Record comes as MPs warn of ‘dramatic and worrying collapse’ in clean energy investment
Windfarms provided more electricity than Britain’s nuclear power stations in the first three months of 2018, the first time it has ever done so across a quarter.
Between January and March, wind power produced 18.8% of the UK’s energy needs, compared to nuclear’s 18.76%. Gas was still the dominant source of the country’s electricity, at 39.4%.
Overnight on 17 March, wind accounted for almost half (47%) of Britain’s electricity, another new record, a report by researchers at Imperial College London revealed.
Despite doubts over wind’s ability to keep up supply during cold, calm spells, it provided between 12% and 43% of Britain’s electricity demand during the so-called Beast from the East, when the UK was struck by a prolonged and vicious cold snap at the end of February.
The opening of a new 2.2GW cable connecting Scotland – which has 7.7GW of wind capacity – to North Wales also helped to generate additional capacity over the first three months of the year.

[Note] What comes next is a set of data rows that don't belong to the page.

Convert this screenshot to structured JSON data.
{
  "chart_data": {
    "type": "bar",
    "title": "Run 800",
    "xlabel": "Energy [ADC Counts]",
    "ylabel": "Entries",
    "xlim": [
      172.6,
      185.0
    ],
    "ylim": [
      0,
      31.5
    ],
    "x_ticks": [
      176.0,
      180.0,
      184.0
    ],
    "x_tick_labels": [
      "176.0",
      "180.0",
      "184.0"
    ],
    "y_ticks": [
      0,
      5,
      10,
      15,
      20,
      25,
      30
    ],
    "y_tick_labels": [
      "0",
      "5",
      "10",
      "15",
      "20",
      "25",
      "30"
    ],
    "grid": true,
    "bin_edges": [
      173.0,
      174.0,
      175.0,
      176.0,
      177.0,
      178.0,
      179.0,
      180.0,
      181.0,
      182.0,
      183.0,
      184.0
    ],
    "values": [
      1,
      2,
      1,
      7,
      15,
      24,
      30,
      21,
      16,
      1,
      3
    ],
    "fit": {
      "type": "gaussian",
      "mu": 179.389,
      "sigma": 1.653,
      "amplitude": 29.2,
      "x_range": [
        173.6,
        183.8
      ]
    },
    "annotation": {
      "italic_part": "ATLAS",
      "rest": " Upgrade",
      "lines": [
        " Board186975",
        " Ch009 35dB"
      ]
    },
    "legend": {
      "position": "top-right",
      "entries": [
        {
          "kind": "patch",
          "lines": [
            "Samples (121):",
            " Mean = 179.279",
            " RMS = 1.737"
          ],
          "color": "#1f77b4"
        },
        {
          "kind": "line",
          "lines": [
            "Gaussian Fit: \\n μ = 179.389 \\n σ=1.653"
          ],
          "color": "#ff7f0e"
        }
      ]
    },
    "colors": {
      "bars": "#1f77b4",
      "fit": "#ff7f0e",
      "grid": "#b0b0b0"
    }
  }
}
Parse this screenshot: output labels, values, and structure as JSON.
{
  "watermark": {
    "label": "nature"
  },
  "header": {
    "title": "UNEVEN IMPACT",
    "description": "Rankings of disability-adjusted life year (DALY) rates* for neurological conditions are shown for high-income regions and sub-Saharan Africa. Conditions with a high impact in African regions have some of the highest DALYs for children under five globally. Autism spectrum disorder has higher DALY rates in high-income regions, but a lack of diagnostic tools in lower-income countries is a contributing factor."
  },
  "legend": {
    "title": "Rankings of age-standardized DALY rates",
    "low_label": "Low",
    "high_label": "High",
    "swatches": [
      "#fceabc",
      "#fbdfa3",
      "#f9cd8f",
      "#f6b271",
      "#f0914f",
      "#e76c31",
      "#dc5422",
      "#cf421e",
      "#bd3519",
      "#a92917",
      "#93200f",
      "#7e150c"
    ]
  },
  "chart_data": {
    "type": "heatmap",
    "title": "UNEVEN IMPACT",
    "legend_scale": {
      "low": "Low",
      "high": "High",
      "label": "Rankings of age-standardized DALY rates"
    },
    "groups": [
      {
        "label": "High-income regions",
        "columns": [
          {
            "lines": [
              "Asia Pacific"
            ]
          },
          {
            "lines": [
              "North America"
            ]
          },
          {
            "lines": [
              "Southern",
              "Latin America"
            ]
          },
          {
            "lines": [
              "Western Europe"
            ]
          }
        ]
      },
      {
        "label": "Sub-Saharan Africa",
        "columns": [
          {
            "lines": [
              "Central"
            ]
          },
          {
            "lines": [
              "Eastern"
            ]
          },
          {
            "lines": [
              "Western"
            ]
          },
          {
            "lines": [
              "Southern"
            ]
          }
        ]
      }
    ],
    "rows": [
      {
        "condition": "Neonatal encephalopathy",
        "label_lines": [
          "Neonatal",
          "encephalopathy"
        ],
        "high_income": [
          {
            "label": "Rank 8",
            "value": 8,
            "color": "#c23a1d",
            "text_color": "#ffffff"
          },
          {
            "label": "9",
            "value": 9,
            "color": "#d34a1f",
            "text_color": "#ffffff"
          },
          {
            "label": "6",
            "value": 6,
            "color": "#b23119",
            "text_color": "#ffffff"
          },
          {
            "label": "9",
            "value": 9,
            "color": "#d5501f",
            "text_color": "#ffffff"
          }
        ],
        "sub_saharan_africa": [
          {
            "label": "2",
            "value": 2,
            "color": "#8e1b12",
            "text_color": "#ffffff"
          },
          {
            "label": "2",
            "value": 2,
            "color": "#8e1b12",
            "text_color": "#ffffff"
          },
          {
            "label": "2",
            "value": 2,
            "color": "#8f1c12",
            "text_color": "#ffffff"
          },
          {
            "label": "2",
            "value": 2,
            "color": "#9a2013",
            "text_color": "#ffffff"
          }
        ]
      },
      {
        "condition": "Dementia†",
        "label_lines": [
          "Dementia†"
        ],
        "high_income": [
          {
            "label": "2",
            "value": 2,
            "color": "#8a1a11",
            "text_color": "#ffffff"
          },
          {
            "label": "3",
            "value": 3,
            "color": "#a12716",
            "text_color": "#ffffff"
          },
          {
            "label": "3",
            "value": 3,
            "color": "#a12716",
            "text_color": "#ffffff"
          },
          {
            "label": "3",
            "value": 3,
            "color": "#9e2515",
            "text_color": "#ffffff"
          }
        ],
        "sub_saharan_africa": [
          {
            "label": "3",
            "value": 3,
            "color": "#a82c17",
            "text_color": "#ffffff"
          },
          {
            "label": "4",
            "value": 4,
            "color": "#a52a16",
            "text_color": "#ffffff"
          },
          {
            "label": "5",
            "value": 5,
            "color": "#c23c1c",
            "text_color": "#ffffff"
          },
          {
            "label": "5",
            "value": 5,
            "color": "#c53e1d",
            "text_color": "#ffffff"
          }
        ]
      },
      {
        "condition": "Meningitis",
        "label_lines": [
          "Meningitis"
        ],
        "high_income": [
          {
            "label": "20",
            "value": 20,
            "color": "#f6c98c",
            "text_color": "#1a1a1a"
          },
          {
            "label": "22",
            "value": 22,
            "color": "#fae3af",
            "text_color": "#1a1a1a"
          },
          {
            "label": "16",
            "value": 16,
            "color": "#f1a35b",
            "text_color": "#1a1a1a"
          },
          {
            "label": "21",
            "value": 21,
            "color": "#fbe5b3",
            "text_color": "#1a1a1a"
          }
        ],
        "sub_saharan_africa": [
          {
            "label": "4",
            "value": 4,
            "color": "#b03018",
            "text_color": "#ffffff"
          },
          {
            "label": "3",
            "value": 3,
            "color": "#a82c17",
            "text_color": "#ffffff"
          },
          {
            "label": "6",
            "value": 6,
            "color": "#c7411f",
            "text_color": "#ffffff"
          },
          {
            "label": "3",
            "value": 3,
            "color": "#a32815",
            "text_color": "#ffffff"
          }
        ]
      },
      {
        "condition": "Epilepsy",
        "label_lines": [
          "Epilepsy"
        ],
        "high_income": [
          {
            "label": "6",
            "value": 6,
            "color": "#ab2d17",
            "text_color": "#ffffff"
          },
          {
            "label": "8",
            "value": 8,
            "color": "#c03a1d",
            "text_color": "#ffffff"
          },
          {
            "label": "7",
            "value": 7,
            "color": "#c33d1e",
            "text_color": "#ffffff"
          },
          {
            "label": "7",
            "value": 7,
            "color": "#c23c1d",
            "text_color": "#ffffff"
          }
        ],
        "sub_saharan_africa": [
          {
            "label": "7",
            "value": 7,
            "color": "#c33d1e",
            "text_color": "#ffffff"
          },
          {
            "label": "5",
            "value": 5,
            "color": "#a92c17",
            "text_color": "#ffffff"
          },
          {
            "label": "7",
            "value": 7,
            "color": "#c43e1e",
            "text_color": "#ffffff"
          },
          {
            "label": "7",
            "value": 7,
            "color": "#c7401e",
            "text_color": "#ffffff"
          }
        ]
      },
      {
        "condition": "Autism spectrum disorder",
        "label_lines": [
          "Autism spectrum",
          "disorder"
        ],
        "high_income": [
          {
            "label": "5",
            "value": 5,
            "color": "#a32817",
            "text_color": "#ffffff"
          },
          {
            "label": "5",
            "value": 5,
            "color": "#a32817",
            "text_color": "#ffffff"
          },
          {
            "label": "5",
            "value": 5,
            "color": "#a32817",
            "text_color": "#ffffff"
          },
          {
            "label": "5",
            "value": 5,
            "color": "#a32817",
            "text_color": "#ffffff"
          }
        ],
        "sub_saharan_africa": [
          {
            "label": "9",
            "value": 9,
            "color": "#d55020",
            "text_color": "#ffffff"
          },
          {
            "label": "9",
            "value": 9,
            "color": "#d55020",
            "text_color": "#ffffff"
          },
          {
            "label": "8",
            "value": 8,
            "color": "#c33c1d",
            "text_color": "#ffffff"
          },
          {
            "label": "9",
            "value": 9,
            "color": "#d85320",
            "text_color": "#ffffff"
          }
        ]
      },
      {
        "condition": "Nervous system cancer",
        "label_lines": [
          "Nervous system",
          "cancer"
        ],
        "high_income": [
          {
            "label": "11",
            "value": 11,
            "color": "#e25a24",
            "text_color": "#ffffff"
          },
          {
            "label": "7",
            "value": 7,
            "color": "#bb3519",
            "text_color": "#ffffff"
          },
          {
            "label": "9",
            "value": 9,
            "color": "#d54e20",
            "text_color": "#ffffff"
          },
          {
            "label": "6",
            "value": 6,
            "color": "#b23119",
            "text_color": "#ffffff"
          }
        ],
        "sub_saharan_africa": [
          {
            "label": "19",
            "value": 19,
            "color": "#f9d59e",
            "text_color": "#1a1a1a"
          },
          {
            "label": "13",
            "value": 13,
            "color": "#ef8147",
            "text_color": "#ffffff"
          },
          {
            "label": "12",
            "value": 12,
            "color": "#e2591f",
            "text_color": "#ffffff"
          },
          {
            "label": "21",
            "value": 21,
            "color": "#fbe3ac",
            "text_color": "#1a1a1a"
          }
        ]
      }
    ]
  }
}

Nuclear power was held back in the first quarter after two reactors temporarily went offline for maintenance, while another shut down after seaweed clogged the plant’s cooling system.
But the apparent progress in renewables came as MPs warned there had been a “dramatic and worrying collapse” in clean energy investment over the past three years.
Despite low-carbon sources providing more than half of Britain’s electricity needs last year, annual investment in clean energy dropped 50 per cent in 2017, according to the Commons environmental audit committee.
A report published by MPs blamed government policy changes, including cuts to clean energy subsidies.
“Billions of pounds of investment is needed in clean energy, transport, heating and industry to meet our carbon targets,” said Mary Creagh, Labour MP and the committee’s chair.
“But a dramatic fall in investment is threatening the government’s ability to meet legally binding climate change targets.”